Les particules candidates peuvent être regroupées en trois catégories sur la base de leur effet sur le spectre de fluctuation (Bond et al. 1983).Si la matière noire est composée d'abondantes particules lumineuses qui restent relativistes jusqu'à peu de temps avant la recombinaison, alors elle peut être qualifiée de "chaude". Le meilleur candidat pour la matière noire chaude est un neutrino. Une deuxième possibilité est que les particules de matière noire interagissent plus faiblement que les neutrinos, soient moins abondantes et aient une masse d'ordre 1 keV. De telles particules sont appelées "matière noire chaude", car elles ont des vitesses thermiques inférieures à celles des neutrinos massifs. il existe actuellement peu de particules candidates qui correspondent à cette description. Des gravitinos et des photinos ont été suggérés (Pagels et Primack 1982 Bond, Szalay et Turner 1982) . Toutes les particules qui sont devenues très tôt non relativistes, et ont ainsi pu diffuser à une distance négligeable, sont appelées matière noire "froide" (CDM). Il existe de nombreux candidats au CDM, y compris les particules supersymétriques.

Définitions alternatives Modifier

Une autre ligne de démarcation approximative est que la matière noire chaude est devenue non relativiste lorsque l'univers avait environ 1 an et 1 millionième de sa taille actuelle et à l'ère dominée par les rayonnements (photons et neutrinos), avec une température de photon de 2,7 millions de Kelvins. La cosmologie physique standard donne la taille de l'horizon des particules comme 2 c t (vitesse de la lumière multipliée par le temps) à l'ère dominée par le rayonnement, donc 2 années-lumière. Une région de cette taille s'étendrait à 2 millions d'années-lumière aujourd'hui (en l'absence de formation de structure). Le FSL réel est environ 5 fois la longueur ci-dessus, car il continue de croître lentement à mesure que les vitesses des particules diminuent inversement avec le facteur d'échelle après qu'elles deviennent non relativistes. Dans cet exemple, le FSL correspondrait à 10 millions d'années-lumière, ou 3 mégaparsecs, aujourd'hui, environ la taille contenant une grande galaxie moyenne.
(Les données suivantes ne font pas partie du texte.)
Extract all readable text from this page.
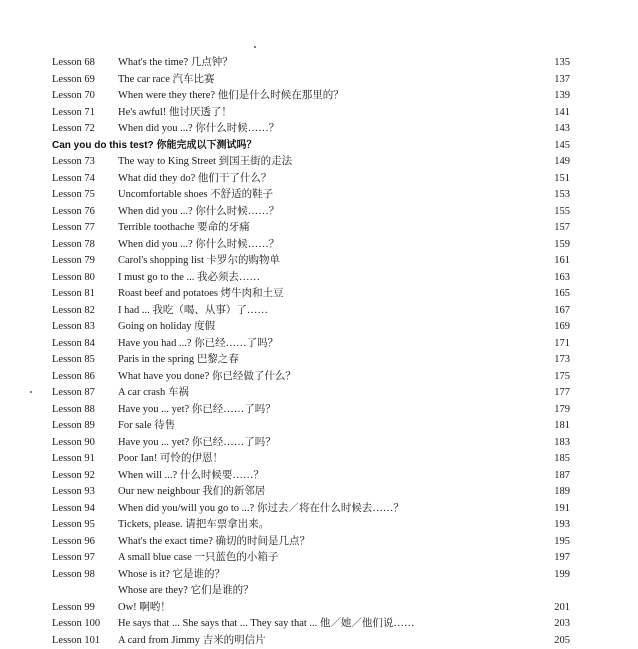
Lesson 68 What's the time? 几点钟？	135
Lesson 69 The car race 汽车比赛	137
Lesson 70 When were they there? 他们是什么时候在那里的？	139
Lesson 71 He's awful! 他讨厌透了！	141
Lesson 72 When did you ...? 你什么时候……？	143
Can you do this test? 你能完成以下测试吗？	145
Lesson 73 The way to King Street 到国王街的走法	149
Lesson 74 What did they do? 他们干了什么？	151
Lesson 75 Uncomfortable shoes 不舒适的鞋子	153
Lesson 76 When did you ...? 你什么时候……？	155
Lesson 77 Terrible toothache 要命的牙痛	157
Lesson 78 When did you ...? 你什么时候……？	159
Lesson 79 Carol's shopping list 卡罗尔的购物单	161
Lesson 80 I must go to the ... 我必须去……	163
Lesson 81 Roast beef and potatoes 烤牛肉和土豆	165
Lesson 82 I had ... 我吃（喝、从事）了……	167
Lesson 83 Going on holiday 度假	169
Lesson 84 Have you had ...? 你已经……了吗？	171
Lesson 85 Paris in the spring 巴黎之春	173
Lesson 86 What have you done? 你已经做了什么？	175
Lesson 87 A car crash 车祸	177
Lesson 88 Have you ... yet? 你已经……了吗？	179
Lesson 89 For sale 待售	181
Lesson 90 Have you ... yet? 你已经……了吗？	183
Lesson 91 Poor Ian! 可怜的伊恩！	185
Lesson 92 When will ...? 什么时候要……？	187
Lesson 93 Our new neighbour 我们的新邻居	189
Lesson 94 When did you/will you go to ...? 你过去／将在什么时候去……？	191
Lesson 95 Tickets, please. 请把车票拿出来。	193
Lesson 96 What's the exact time? 确切的时间是几点？	195
Lesson 97 A small blue case 一只蓝色的小箱子	197
Lesson 98 Whose is it? 它是谁的？	199
Whose are they? 它们是谁的？
Lesson 99 Ow! 啊哟！	201
Lesson 100 He says that ... She says that ... They say that ... 他／她／他们说……	203
Lesson 101 A card from Jimmy 吉米的明信片	205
La température de photon de 2,7 millions de K donne une énergie photonique typique de 250 électronvolts, définissant ainsi une échelle de masse typique pour la matière noire chaude : des particules beaucoup plus massives que cela, telles que les WIMP de masse GeV-TeV, deviendraient non relativistes beaucoup plus tôt qu'un un an après le Big Bang et ont donc des FSL beaucoup plus petits qu'une protogalaxie, ce qui les rend froids. A l'inverse, des particules beaucoup plus légères, comme les neutrinos avec des masses de quelques eV seulement, ont des FSL beaucoup plus grandes qu'une protogalaxie, les qualifiant ainsi de chaudes.

Matière noire froide Modifier

La matière noire froide offre l'explication la plus simple pour la plupart des observations cosmologiques. C'est de la matière noire composée de constituants avec un FSL beaucoup plus petit qu'une protogalaxie. C'est l'objectif de la recherche sur la matière noire, car la matière noire chaude ne semble pas capable de soutenir la formation de galaxies ou d'amas de galaxies, et la plupart des particules candidates ont ralenti tôt.
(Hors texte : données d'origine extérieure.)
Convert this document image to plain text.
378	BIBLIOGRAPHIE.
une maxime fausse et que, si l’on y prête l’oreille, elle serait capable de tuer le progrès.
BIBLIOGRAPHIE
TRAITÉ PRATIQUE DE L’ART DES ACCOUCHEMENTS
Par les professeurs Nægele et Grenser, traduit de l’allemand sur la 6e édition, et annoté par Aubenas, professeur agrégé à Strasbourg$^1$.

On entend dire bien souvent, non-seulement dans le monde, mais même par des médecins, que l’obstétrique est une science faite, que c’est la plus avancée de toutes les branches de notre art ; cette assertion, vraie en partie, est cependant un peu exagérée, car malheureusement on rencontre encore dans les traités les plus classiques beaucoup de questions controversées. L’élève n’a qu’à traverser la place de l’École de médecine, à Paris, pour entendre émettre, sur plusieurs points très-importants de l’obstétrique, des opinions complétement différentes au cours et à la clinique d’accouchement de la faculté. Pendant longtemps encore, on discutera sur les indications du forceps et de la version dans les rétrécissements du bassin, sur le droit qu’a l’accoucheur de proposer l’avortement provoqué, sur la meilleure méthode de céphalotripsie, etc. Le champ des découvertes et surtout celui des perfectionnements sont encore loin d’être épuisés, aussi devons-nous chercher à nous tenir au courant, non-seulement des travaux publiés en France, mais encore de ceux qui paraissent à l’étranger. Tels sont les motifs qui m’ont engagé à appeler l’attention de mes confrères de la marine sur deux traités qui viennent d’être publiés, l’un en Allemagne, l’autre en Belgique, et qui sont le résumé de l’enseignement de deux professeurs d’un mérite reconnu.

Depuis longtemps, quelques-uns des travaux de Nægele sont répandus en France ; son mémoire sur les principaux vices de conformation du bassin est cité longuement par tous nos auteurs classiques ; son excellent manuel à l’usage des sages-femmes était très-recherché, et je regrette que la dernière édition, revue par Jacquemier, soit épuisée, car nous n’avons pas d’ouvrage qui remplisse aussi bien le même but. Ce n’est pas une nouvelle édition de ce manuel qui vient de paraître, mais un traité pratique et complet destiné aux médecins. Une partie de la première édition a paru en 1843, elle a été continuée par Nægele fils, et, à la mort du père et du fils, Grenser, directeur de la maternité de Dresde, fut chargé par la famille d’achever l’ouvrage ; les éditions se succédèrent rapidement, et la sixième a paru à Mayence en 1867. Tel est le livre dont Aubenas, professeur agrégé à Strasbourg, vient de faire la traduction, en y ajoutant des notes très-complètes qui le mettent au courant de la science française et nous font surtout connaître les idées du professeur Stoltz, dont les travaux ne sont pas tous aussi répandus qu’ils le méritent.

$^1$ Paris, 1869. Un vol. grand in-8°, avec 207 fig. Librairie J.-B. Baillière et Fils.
Les constituants de la matière noire froide sont inconnus. Les possibilités vont des gros objets comme les MACHO (comme les trous noirs [118] et les étoiles Preon [119] ) ou les RAMBO (comme les amas de naines brunes), à de nouvelles particules comme les WIMPs et les axions.
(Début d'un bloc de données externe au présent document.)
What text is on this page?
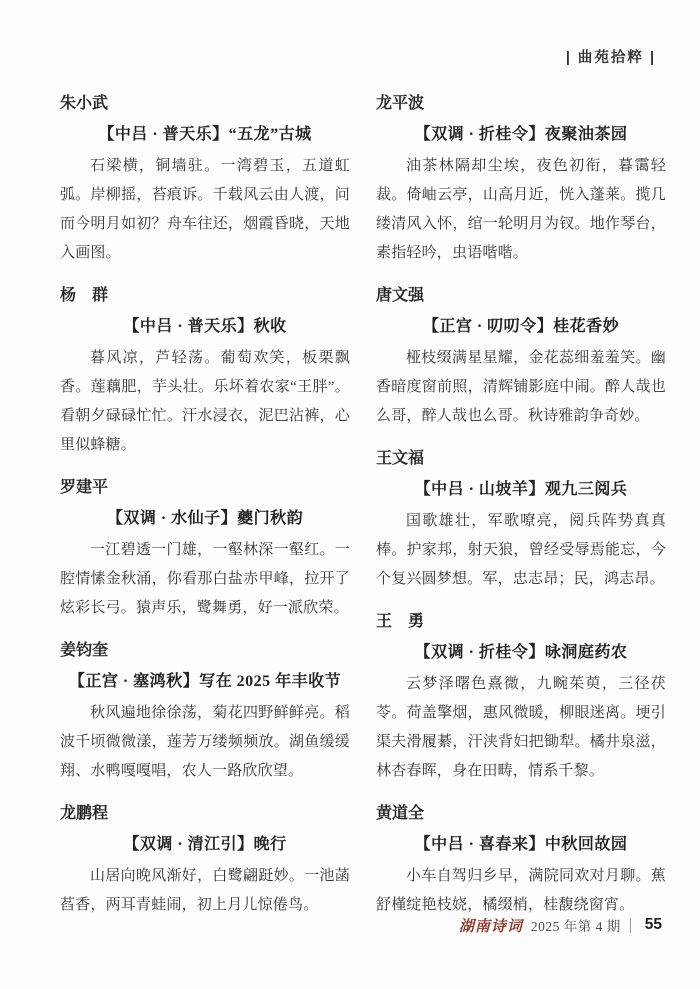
| 曲苑拾粹 |
朱小武
【中吕 · 普天乐】“五龙”古城

石梁横，铜墙驻。一湾碧玉，五道虹弧。岸柳摇，苔痕诉。千载风云由人渡，问而今明月如初？舟车往还，烟霞昏晓，天地入画图。

杨　群
【中吕 · 普天乐】秋收

暮风凉，芦轻荡。葡萄欢笑，板栗飘香。莲藕肥，芋头壮。乐坏着农家“王胖”。看朝夕碌碌忙忙。汗水浸衣，泥巴沾裤，心里似蜂糖。

罗建平
【双调 · 水仙子】夔门秋韵

一江碧透一门雄，一壑林深一壑红。一腔情愫金秋涌，你看那白盐赤甲峰，拉开了炫彩长弓。猿声乐，鹭舞勇，好一派欣荣。

姜钧奎
【正宫 · 塞鸿秋】写在 2025 年丰收节

秋风遍地徐徐荡，菊花四野鲜鲜亮。稻波千顷微微漾，莲芳万缕频频放。湖鱼缓缓翔、水鸭嘎嘎唱，农人一路欣欣望。

龙鹏程
【双调 · 清江引】晚行

山居向晚风渐好，白鹭翩跹妙。一池菡萏香，两耳青蛙闹，初上月儿惊倦鸟。

龙平波
【双调 · 折桂令】夜聚油茶园

油茶林隔却尘埃，夜色初衔，暮霭轻裁。倚岫云亭，山高月近，恍入蓬莱。揽几缕清风入怀，绾一轮明月为钗。地作琴台，素指轻吟，虫语喈喈。

唐文强
【正宫 · 叨叨令】桂花香妙

桠枝缀满星星耀，金花蕊细羞羞笑。幽香暗度窗前照，清辉铺影庭中闹。醉人哉也么哥，醉人哉也么哥。秋诗雅韵争奇妙。

王文福
【中吕 · 山坡羊】观九三阅兵

国歌雄壮，军歌嘹亮，阅兵阵势真真棒。护家邦，射天狼，曾经受辱焉能忘，今个复兴圆梦想。军，忠志昂；民，鸿志昂。

王　勇
【双调 · 折桂令】咏洞庭药农

云梦泽曙色熹微，九畹茱萸，三径茯苓。荷盖擎烟，惠风微暖，柳眼迷离。埂引渠夫滑履綦，汗浃背妇把锄犁。橘井泉滋，林杏春晖，身在田畴，情系千黎。

黄道全
【中吕 · 喜春来】中秋回故园

小车自驾归乡早，满院同欢对月聊。蕉舒槿绽艳枝娆，橘缀梢，桂馥绕窗宵。

湖南诗词 2025 年第 4 期 55
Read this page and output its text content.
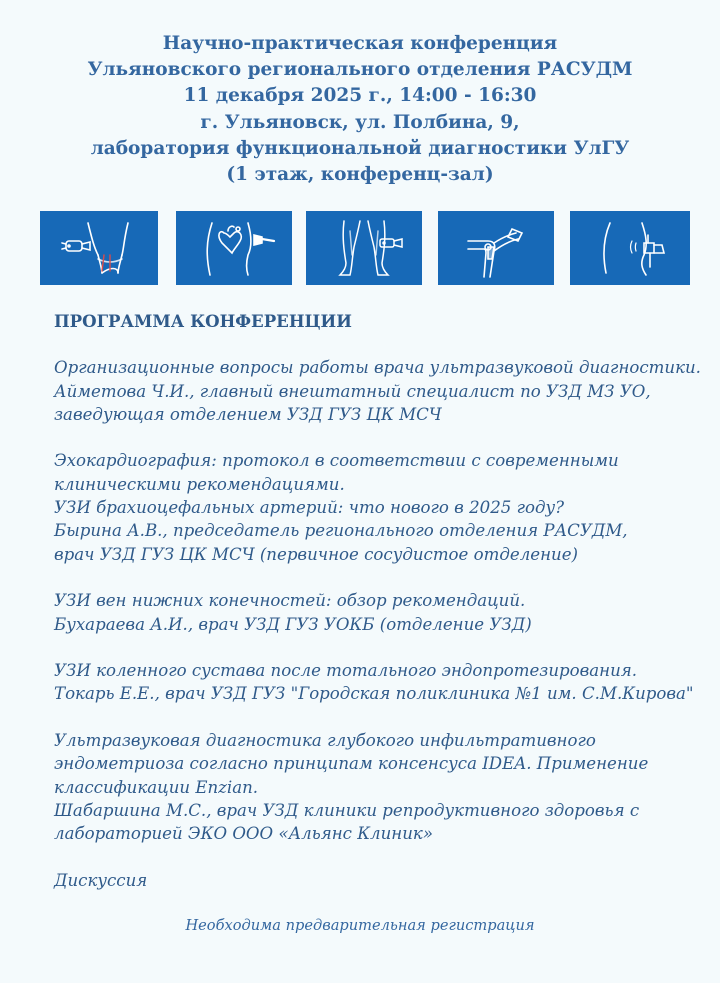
Научно-практическая конференция
Ульяновского регионального отделения РАСУДМ
11 декабря 2025 г., 14:00 - 16:30
г. Ульяновск, ул. Полбина, 9,
лаборатория функциональной диагностики УлГУ
(1 этаж, конференц-зал)
ПРОГРАММА КОНФЕРЕНЦИИ
Организационные вопросы работы врача ультразвуковой диагностики.
Айметова Ч.И., главный внештатный специалист по УЗД МЗ УО,
заведующая отделением УЗД ГУЗ ЦК МСЧ
Эхокардиография: протокол в соответствии с современными
клиническими рекомендациями.
УЗИ брахиоцефальных артерий: что нового в 2025 году?
Бырина А.В., председатель регионального отделения РАСУДМ,
врач УЗД ГУЗ ЦК МСЧ (первичное сосудистое отделение)
УЗИ вен нижних конечностей: обзор рекомендаций.
Бухараева А.И., врач УЗД ГУЗ УОКБ (отделение УЗД)
УЗИ коленного сустава после тотального эндопротезирования.
Токарь Е.Е., врач УЗД ГУЗ "Городская поликлиника №1 им. С.М.Кирова"
Ультразвуковая диагностика глубокого инфильтративного
эндометриоза согласно принципам консенсуса IDEA. Применение
классификации Enzian.
Шабаршина М.С., врач УЗД клиники репродуктивного здоровья с
лабораторией ЭКО ООО «Альянс Клиник»
Дискуссия
Необходима предварительная регистрация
Les études sur la nucléosynthèse du Big Bang et les lentilles gravitationnelles ont convaincu la plupart des cosmologistes [15] [120] [121] [122] [123] [124] que les MACHO [120] [122] ne peuvent pas constituer plus qu'une petite fraction de la matière noire. [14] [120] Selon A. Peter : « .le seul vraiment plausible les candidats à la matière noire sont de nouvelles particules." [121]

L'expérience DAMA/NaI de 1997 et son successeur DAMA/LIBRA en 2013, ont prétendu détecter directement les particules de matière noire traversant la Terre, mais de nombreux chercheurs restent sceptiques, car les résultats négatifs d'expériences similaires semblent incompatibles avec les résultats de DAMA.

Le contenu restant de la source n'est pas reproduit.